The cover synopsis is a little misleading (and spoiling) as to what occurs in this book. While this tale does involve Ashley’s correspondence with someone by the username “masterjinx76” (identified as Jinx on the cover), including the revelation of masterjinx76’s terrible, tragic story, the plot does not outwardly follow their interactions à la other works by LaRocca such as Things Have Gotten Worse Since We Last Spoke. This is Ashley’s tale, through and through—and although the correspondence from masterjinx76 has a powerful effect on him and his overall trajectory, this journey is wholly his own.
Throughout the novel, Ashley intones the loathsomeness that he becomes at dark. While this admission may at first come across as a little repetitive, what it really does is serve as Ashley’s nocturnal mask, primarily to justify his mindset and actions.

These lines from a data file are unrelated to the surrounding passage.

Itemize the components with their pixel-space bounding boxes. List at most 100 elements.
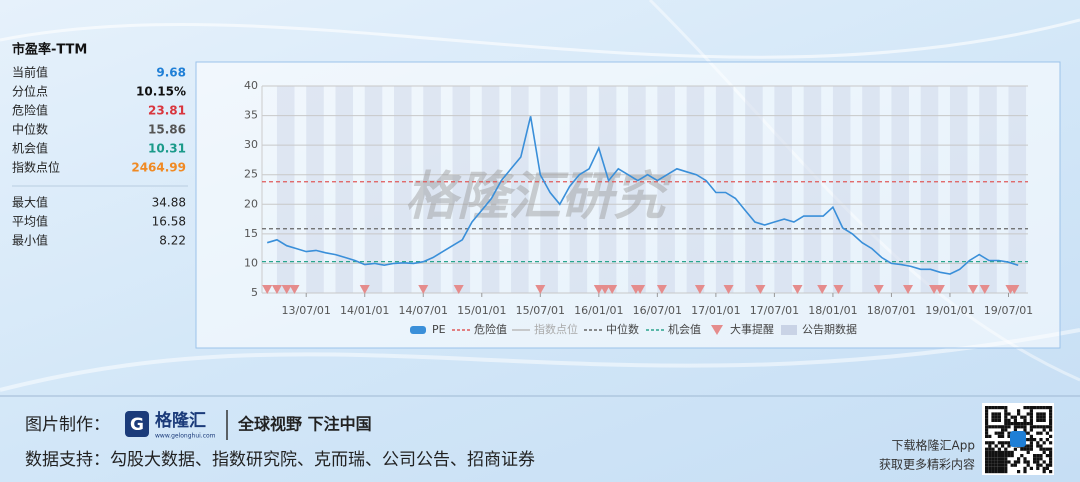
qr-cell — [1042, 470, 1046, 474]
qr-cell — [1036, 406, 1040, 410]
qr-cell — [991, 457, 995, 461]
qr-cell — [1001, 444, 1005, 448]
x-tick-label: 19/01/01 — [925, 304, 974, 317]
qr-cell — [1007, 418, 1011, 422]
qr-cell — [994, 425, 998, 429]
qr-cell — [1049, 412, 1053, 416]
report-period-band — [628, 86, 646, 293]
legend-label: 公告期数据 — [802, 322, 857, 336]
qr-cell — [1007, 450, 1011, 454]
qr-cell — [1036, 444, 1040, 448]
x-tick-label: 17/07/01 — [750, 304, 799, 317]
qr-cell — [991, 450, 995, 454]
report-period-band — [364, 86, 383, 293]
qr-cell — [1042, 412, 1046, 416]
stat-value: 9.68 — [156, 66, 186, 80]
made-by-label: 图片制作： — [25, 415, 110, 435]
event-marker — [873, 285, 884, 294]
qr-cell — [1026, 444, 1030, 448]
qr-cell — [1045, 438, 1049, 442]
qr-cell — [1029, 428, 1033, 432]
qr-logo — [1010, 431, 1026, 447]
report-period-band — [657, 86, 675, 293]
qr-cell — [1036, 425, 1040, 429]
event-marker — [694, 285, 705, 294]
qr-cell — [1042, 415, 1046, 419]
qr-cell — [1007, 412, 1011, 416]
y-tick-label: 30 — [244, 138, 258, 151]
slogan: 全球视野 下注中国 — [237, 415, 372, 434]
qr-cell — [985, 441, 989, 445]
stat-label: 当前值 — [12, 65, 48, 80]
qr-cell — [1049, 434, 1053, 438]
qr-cell — [1001, 466, 1005, 470]
qr-cell — [1029, 447, 1033, 451]
qr-cell — [1026, 450, 1030, 454]
qr-cell — [1004, 463, 1008, 467]
qr-cell — [985, 447, 989, 451]
qr-cell — [1026, 406, 1030, 410]
legend-label: 危险值 — [474, 322, 507, 336]
event-marker — [934, 285, 945, 294]
qr-cell — [988, 441, 992, 445]
qr-cell — [1023, 415, 1027, 419]
qr-cell — [988, 450, 992, 454]
event-marker — [607, 285, 618, 294]
qr-cell — [1036, 454, 1040, 458]
x-tick-label: 15/07/01 — [516, 304, 565, 317]
qr-cell — [1001, 434, 1005, 438]
event-marker — [792, 285, 803, 294]
qr-cell — [994, 460, 998, 464]
qr-cell — [1049, 422, 1053, 426]
qr-cell — [985, 463, 989, 467]
qr-cell — [997, 447, 1001, 451]
qr-cell — [1036, 418, 1040, 422]
qr-cell — [1017, 457, 1021, 461]
logo-icon — [125, 411, 149, 437]
qr-cell — [991, 406, 995, 410]
qr-cell — [1036, 463, 1040, 467]
qr-cell — [994, 412, 998, 416]
qr-cell — [994, 444, 998, 448]
qr-cell — [1020, 425, 1024, 429]
qr-cell — [1049, 425, 1053, 429]
qr-cell — [1045, 431, 1049, 435]
qr-cell — [985, 457, 989, 461]
qr-cell — [1013, 422, 1017, 426]
stat-label: 平均值 — [12, 214, 48, 229]
qr-cell — [994, 454, 998, 458]
qr-cell — [1042, 441, 1046, 445]
qr-cell — [1049, 415, 1053, 419]
qr-cell — [1004, 406, 1008, 410]
qr-cell — [1029, 425, 1033, 429]
qr-cell — [1023, 406, 1027, 410]
qr-cell — [1045, 463, 1049, 467]
qr-cell — [994, 431, 998, 435]
qr-cell — [1042, 418, 1046, 422]
event-marker — [262, 285, 273, 294]
qr-cell — [997, 434, 1001, 438]
qr-cell — [1033, 460, 1037, 464]
x-tick-label: 18/01/01 — [808, 304, 857, 317]
qr-cell — [1001, 460, 1005, 464]
report-period-band — [598, 86, 617, 293]
event-marker — [453, 285, 464, 294]
report-period-band — [569, 86, 588, 293]
qr-cell — [1029, 412, 1033, 416]
qr-cell — [1045, 406, 1049, 410]
stat-label: 最小值 — [12, 233, 48, 248]
qr-cell — [1004, 441, 1008, 445]
x-tick-label: 13/07/01 — [282, 304, 331, 317]
y-tick-label: 15 — [244, 227, 258, 240]
swoosh — [0, 328, 1080, 392]
stat-label: 危险值 — [12, 103, 48, 118]
legend-label: 机会值 — [668, 322, 701, 336]
qr-cell — [1001, 441, 1005, 445]
qr-cell — [1020, 415, 1024, 419]
qr-cell — [1049, 428, 1053, 432]
qr-cell — [1045, 447, 1049, 451]
qr-cell — [991, 466, 995, 470]
panel-title: 市盈率-TTM — [12, 42, 87, 58]
report-period-band — [862, 86, 880, 293]
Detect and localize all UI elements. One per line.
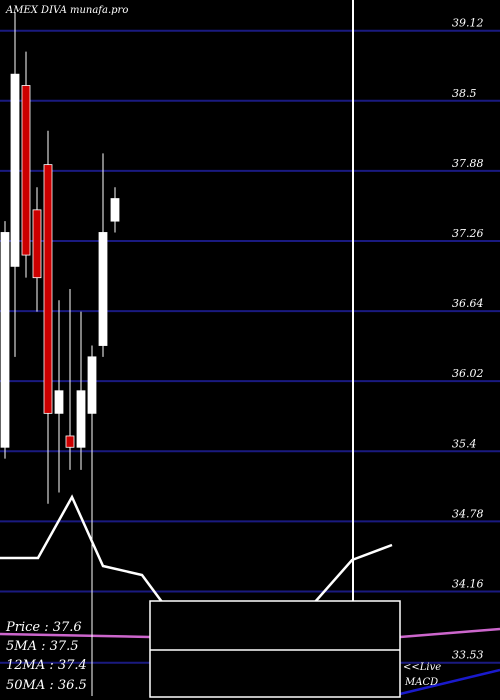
candle-5 — [54, 300, 64, 493]
candle-body-10 — [110, 198, 120, 222]
live-label: <<Live — [403, 662, 441, 673]
candle-body-8 — [87, 356, 97, 414]
candle-body-1 — [10, 73, 20, 267]
y-tick-label-9: 33.53 — [452, 649, 484, 662]
candle-body-2 — [21, 85, 31, 256]
candle-body-3 — [32, 209, 42, 279]
candles — [0, 12, 120, 696]
y-tick-label-7: 34.78 — [452, 507, 484, 520]
macd-label: MACD — [404, 677, 438, 688]
macd-box — [149, 600, 401, 698]
macd-panel — [149, 600, 401, 698]
candle-1 — [10, 12, 20, 357]
legend-12ma: 12MA : 37.4 — [6, 658, 87, 673]
y-tick-label-6: 35.4 — [452, 437, 477, 450]
grid-lines — [0, 29, 500, 664]
candle-9 — [98, 153, 108, 357]
candle-10 — [110, 187, 120, 233]
y-tick-label-8: 34.16 — [452, 577, 484, 590]
candle-body-0 — [0, 232, 10, 448]
chart-title: AMEX DIVA munafa.pro — [5, 5, 128, 16]
y-tick-label-1: 38.5 — [452, 87, 477, 100]
ma-white-line — [0, 494, 393, 604]
y-tick-label-2: 37.88 — [452, 157, 484, 170]
candle-body-9 — [98, 232, 108, 346]
candle-8 — [87, 345, 97, 696]
candle-body-7 — [76, 390, 86, 448]
candle-4 — [43, 130, 53, 504]
candle-body-6 — [65, 435, 75, 448]
candle-0 — [0, 221, 10, 459]
y-axis-ticks: 39.12 38.5 37.88 37.26 36.64 36.02 35.4 34.78 34… — [452, 17, 484, 662]
y-tick-label-5: 36.02 — [452, 367, 484, 380]
legend-5ma: 5MA : 37.5 — [6, 639, 79, 654]
candle-body-5 — [54, 390, 64, 414]
legend-50ma: 50MA : 36.5 — [6, 678, 87, 693]
y-tick-label-4: 36.64 — [452, 297, 484, 310]
candle-3 — [32, 187, 42, 312]
y-tick-label-3: 37.26 — [452, 227, 484, 240]
y-tick-label-0: 39.12 — [452, 17, 484, 30]
candle-6 — [65, 288, 75, 470]
legend-price: Price : 37.6 — [5, 620, 82, 635]
candle-2 — [21, 51, 31, 278]
candle-7 — [76, 311, 86, 470]
legend: Price : 37.6 5MA : 37.5 12MA : 37.4 50MA… — [5, 620, 87, 693]
candle-body-4 — [43, 164, 53, 414]
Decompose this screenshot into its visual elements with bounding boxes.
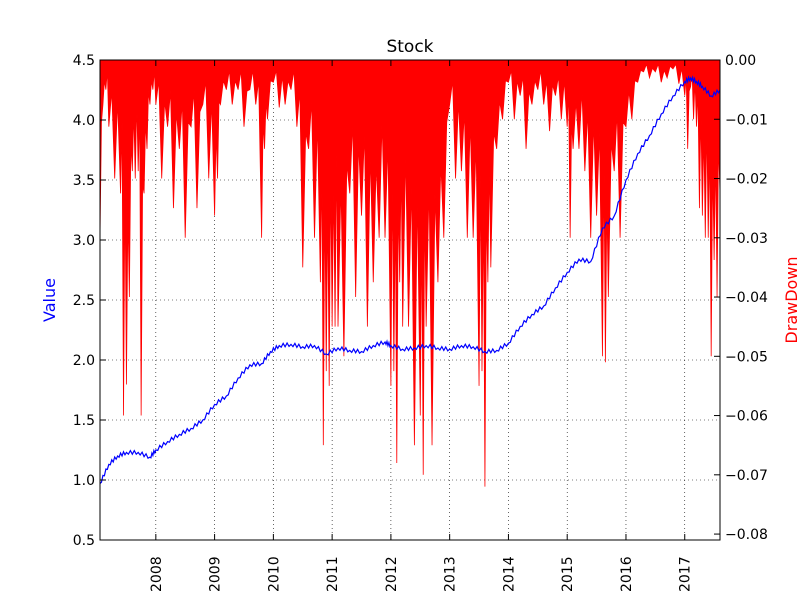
y-tick-label-left: 4.5 — [73, 53, 95, 69]
y-tick-label-right: −0.05 — [725, 349, 768, 365]
y-tick-label-left: 4.0 — [73, 113, 95, 129]
x-tick-label: 2016 — [619, 556, 635, 592]
y-tick-label-right: −0.03 — [725, 231, 768, 247]
x-tick-label: 2014 — [501, 556, 517, 592]
y-tick-label-right: −0.04 — [725, 290, 768, 306]
y-tick-label-left: 2.0 — [73, 353, 95, 369]
x-tick-label: 2010 — [266, 556, 282, 592]
y-tick-label-left: 3.5 — [73, 173, 95, 189]
x-tick-label: 2013 — [443, 556, 459, 592]
y-axis-label-left: Value — [40, 278, 59, 322]
y-tick-label-left: 2.5 — [73, 293, 95, 309]
value-series — [99, 75, 721, 485]
x-tick-label: 2011 — [325, 556, 341, 592]
y-axis-label-right: DrawDown — [782, 256, 800, 343]
drawdown-area — [99, 59, 721, 487]
y-tick-label-left: 0.5 — [73, 533, 95, 549]
x-tick-label: 2009 — [208, 556, 224, 592]
drawdown-series — [99, 59, 721, 487]
y-tick-label-right: −0.07 — [725, 468, 768, 484]
y-tick-label-right: 0.00 — [725, 53, 756, 69]
x-tick-label: 2008 — [149, 556, 165, 592]
ticks: 2008 2009 2010 2011 2012 2013 2014 2015 2016 2017… — [73, 53, 768, 592]
x-tick-label: 2017 — [678, 556, 694, 592]
y-tick-label-left: 1.0 — [73, 473, 95, 489]
y-tick-label-left: 1.5 — [73, 413, 95, 429]
x-tick-label: 2015 — [560, 556, 576, 592]
chart-title: Stock — [386, 37, 433, 57]
x-tick-label: 2012 — [384, 556, 400, 592]
y-tick-label-right: −0.01 — [725, 112, 768, 128]
y-tick-label-right: −0.06 — [725, 409, 768, 425]
y-tick-label-right: −0.08 — [725, 527, 768, 543]
y-tick-label-right: −0.02 — [725, 172, 768, 188]
y-tick-label-left: 3.0 — [73, 233, 95, 249]
value-line — [99, 75, 721, 485]
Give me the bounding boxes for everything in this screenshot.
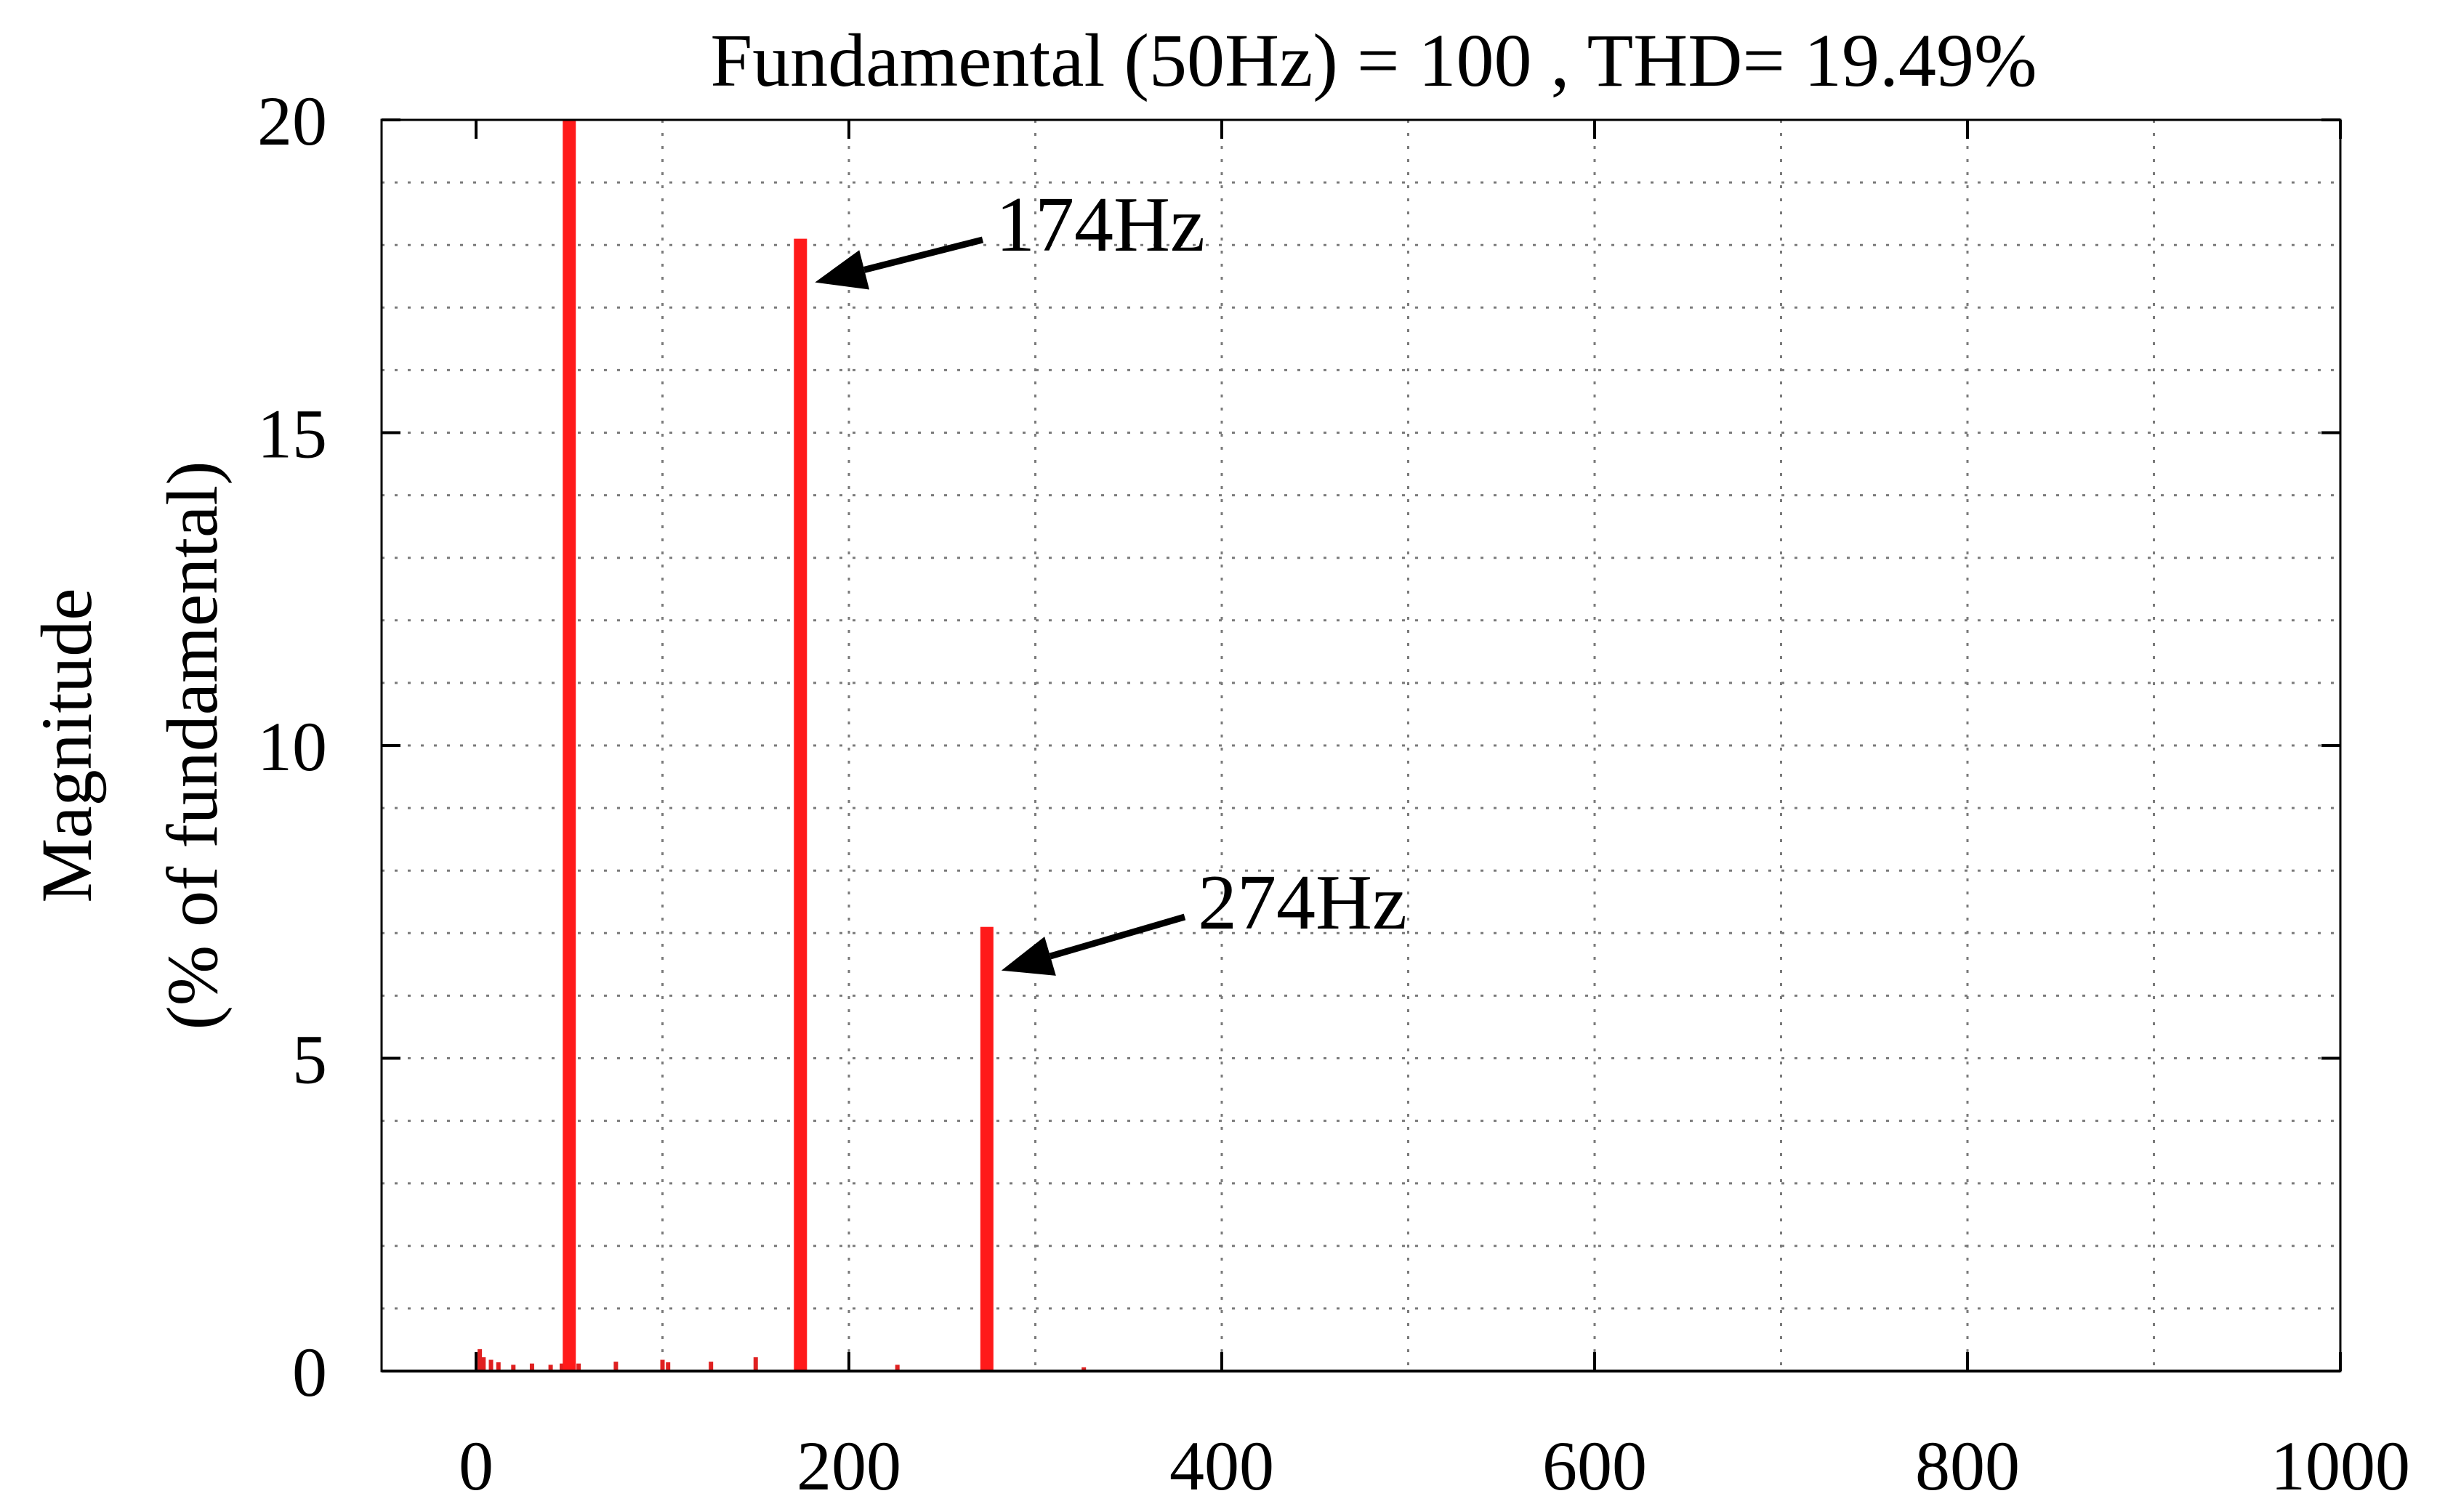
annotation-arrow-head-1 [1001, 937, 1056, 976]
noise-bar-5 [529, 1363, 534, 1371]
annotations: 174Hz 274Hz [815, 182, 1407, 976]
y-ticks: 0 5 10 15 20 [257, 82, 2340, 1411]
y-tick-label-10: 10 [257, 708, 327, 785]
annotation-label-0: 174Hz [996, 182, 1205, 268]
noise-bars [478, 1349, 1087, 1371]
noise-bar-3 [496, 1362, 501, 1371]
x-ticks: 0 200 400 600 800 1000 [459, 120, 2410, 1505]
noise-bar-10 [660, 1359, 665, 1371]
annotation-label-1: 274Hz [1198, 860, 1407, 946]
noise-bar-15 [1081, 1367, 1087, 1371]
annotation-arrow-head-0 [815, 250, 870, 290]
y-tick-label-15: 15 [257, 395, 327, 473]
annotation-arrow-shaft-0 [863, 236, 984, 273]
x-tick-label-800: 800 [1915, 1427, 2020, 1505]
x-tick-label-1000: 1000 [2271, 1427, 2410, 1505]
noise-bar-7 [559, 1363, 564, 1371]
bar-174hz [794, 238, 807, 1372]
x-tick-label-0: 0 [459, 1427, 494, 1505]
noise-bar-11 [666, 1362, 671, 1371]
x-tick-label-200: 200 [797, 1427, 901, 1505]
y-tick-label-20: 20 [257, 82, 327, 160]
y-tick-label-5: 5 [292, 1021, 327, 1099]
chart-title: Fundamental (50Hz) = 100 , THD= 19.49% [710, 19, 2037, 102]
noise-bar-4 [511, 1365, 516, 1371]
noise-bar-1 [481, 1357, 486, 1371]
noise-bar-14 [895, 1365, 900, 1371]
y-axis-label-line1: Magnitude [26, 588, 107, 902]
noise-bar-13 [753, 1357, 758, 1371]
noise-bar-8 [576, 1363, 581, 1371]
grid-lines [382, 120, 2340, 1371]
annotation-arrow-shaft-1 [1049, 913, 1186, 960]
plot-frame [380, 118, 2342, 1372]
noise-bar-2 [488, 1359, 494, 1371]
noise-bar-9 [613, 1362, 619, 1371]
y-tick-label-0: 0 [292, 1333, 327, 1411]
noise-bar-12 [709, 1362, 714, 1371]
x-tick-label-400: 400 [1169, 1427, 1274, 1505]
x-tick-label-600: 600 [1542, 1427, 1647, 1505]
bar-274hz [980, 926, 994, 1371]
noise-bar-6 [548, 1365, 553, 1371]
noise-bar-0 [478, 1349, 483, 1371]
bar-50hz [563, 120, 576, 1371]
spectrum-bars [563, 120, 994, 1372]
y-axis-label-line2: (% of fundamental) [152, 461, 233, 1030]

And while for him it feels like he is becoming his own in his mission, that he’s in his true element, in many ways, it seems to serve more as his way of hiding from the shames and traumas of his life. Time and again, he tells the reader that at dark, he becomes loathsome—but if anything, he’s really telling this to himself, for himself, because as his narrative unfolds, his vulnerable humanity is on constant display.
Although the heart of this novel is denser than a black hole, it is still very much a heart. As Ashley gently holds the reader’s hand, leading us staggering and stumbling and crawling along his journey through nihil’s maw, Eric LaRocca’s unrivaled skills at presenting beauty in decay are on full display in this unforgettable tale, carrying throughout it echoes of love, kindness—and even in its bleakest moments…hope.